PENUNTUN keledai itu tidak sempat menjawab, karena yang menjadi masalah sudah muncul di ujung lajur tersebut, dengan seragam sutra mereka yang berwarna ungu dengan corak yang tidak dapat kami ketahui sebetulnya gambar apa. Terdapat beberapa jenjang jabatan orang kebiri di istana dan tiap jenjang ditandai dengan warnanya.

Mereka segera beranjak meninggalkan kedai, yang dengan itu segera menjadi lengang. Kami saling berpandangan dan segera mengerti.

Kami lihat semua keledai yang ada, lengkap dengan penuntunnya, digiring berurutan keluar Pasar Timur dan kami pun mengikutinya. Tentu kami harus cukup berjarak karena kami baru saja berada dalam satu kedai dengan mereka semua. Setidaknya lima orang kebiri an jen atau pengawal istana memimpin rombongan, dalam jalanan ramai Chang'an, dengan cara yang tidak terlalu menarik perhatian.

Keluar dari Pasar Timur, yang petaknya terbagi dalam sembilan bidang bujur sangkar, melalui pintu utara, rombongan langsung terbagi dua. Tigapuluh keledai dan penuntunnya dibawa berbelok ke arah kiri, dan inilah yang kuikuti; sedangkan duapuluh keledai berbelok ke kanan, dan inilah yang diikuti Panah Wangi. Nanti Panah Wangi akan menceritakan bagaimana duapuluh keledai ini segera berbelok ke kiri, di jalan yang dulu selalu digunakan Maharaja Xuanzong untuk perayaan ulang tahunnya, sebelum meninggal pada 756.

Jalan ini menyempit di ujungnya karena sebuah petak menjorok, dan mengambil sampai setengah dari lebar jalannya. Di da­lam petak yang berseberangan dengan Istana Xingqing, tempat tetirah Maharaja Xuanzong yang terbangun dari kayu gaharu, terdapat gedung seorang pangeran dan gedung lain yang ditinggali para pemain bunyi-bunyian istana. Separo dari rombongan yang diikuti Panah Wangi memasuki celah sempit itu, dan Panah Wangi tidak mengikutinya karena akan menjadi terlalu kentara, selain ada kemungkinan para pengawal yang mondar-mandir di luar tembok Istana Xingqing itu mencurigainya. Apalagi wajah Panah Wangi pada kertas pengumuman Dewan Peradilan Kerajaaan bertempelan di segala penjuru.
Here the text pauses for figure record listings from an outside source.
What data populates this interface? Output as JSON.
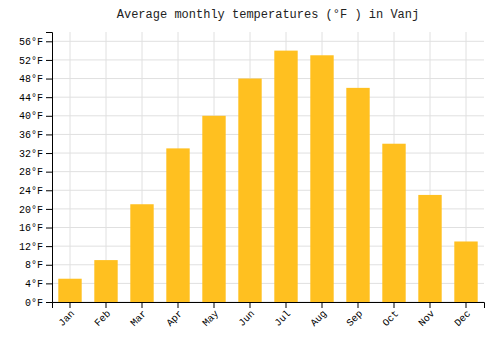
{
  "chart_data": {
    "type": "bar",
    "title": "Average monthly temperatures (°F ) in Vanj",
    "categories": [
      "Jan",
      "Feb",
      "Mar",
      "Apr",
      "May",
      "Jun",
      "Jul",
      "Aug",
      "Sep",
      "Oct",
      "Nov",
      "Dec"
    ],
    "values": [
      5,
      9,
      21,
      33,
      40,
      48,
      54,
      53,
      46,
      34,
      23,
      13
    ],
    "color": "#FFC020",
    "ylim": [
      0,
      58
    ],
    "yticks": [
      {
        "value": 0,
        "label": "0°F"
      },
      {
        "value": 4,
        "label": "4°F"
      },
      {
        "value": 8,
        "label": "8°F"
      },
      {
        "value": 12,
        "label": "12°F"
      },
      {
        "value": 16,
        "label": "16°F"
      },
      {
        "value": 20,
        "label": "20°F"
      },
      {
        "value": 24,
        "label": "24°F"
      },
      {
        "value": 28,
        "label": "28°F"
      },
      {
        "value": 32,
        "label": "32°F"
      },
      {
        "value": 36,
        "label": "36°F"
      },
      {
        "value": 40,
        "label": "40°F"
      },
      {
        "value": 44,
        "label": "44°F"
      },
      {
        "value": 48,
        "label": "48°F"
      },
      {
        "value": 52,
        "label": "52°F"
      },
      {
        "value": 56,
        "label": "56°F"
      }
    ],
    "grid": true
  }
}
Ia mengikuti yang separonya lagi, sepuluh keledai yang berbelok ke kiri, menyusuri jalan yang sama sempitnya, berturut-turut di selatan petak-petak barak Pengawal Burung Emas, petak kuil leluhur kerajaan, dan petak pelayanan Dewan Peradilan Kerajaan. Dari sini rombongan berbelok ke kanan lagi, melewati petak tempat pembuatan barang-barang untuk dijual yang hasilnya untuk kerajaan, menyeberangi jalan yang pada 713 menjadi tempat arak-arakan besar.

Di sudut barat daya dari petak Istana Barat itu terdapatlah gerai pendaftaran dan penyaluran orang-orang kebiri, yang berlanjut dengan gedung pengadilan untuk perempuan penjahat. Di balik tembok pada ujung jalan itu terdapatlah Taman Terlarang, tempat Istana Terlarang berada, dikitari pepohonan buah seri, yang sangat cepat berkembang, bunganya putih kecil-kecil, daunnya berbulu, buahnya bulat kecil seperti anggur, kalau sudah matang berwarna merah atau kuning dan manis rasanya 1; pohon per liar, kebun anggur, lapangan bola, dan tempat bertanding main bola dari atas kuda. Dengan tembok setinggi itu, bagamanakah caranya masuk ke Taman Terlarang?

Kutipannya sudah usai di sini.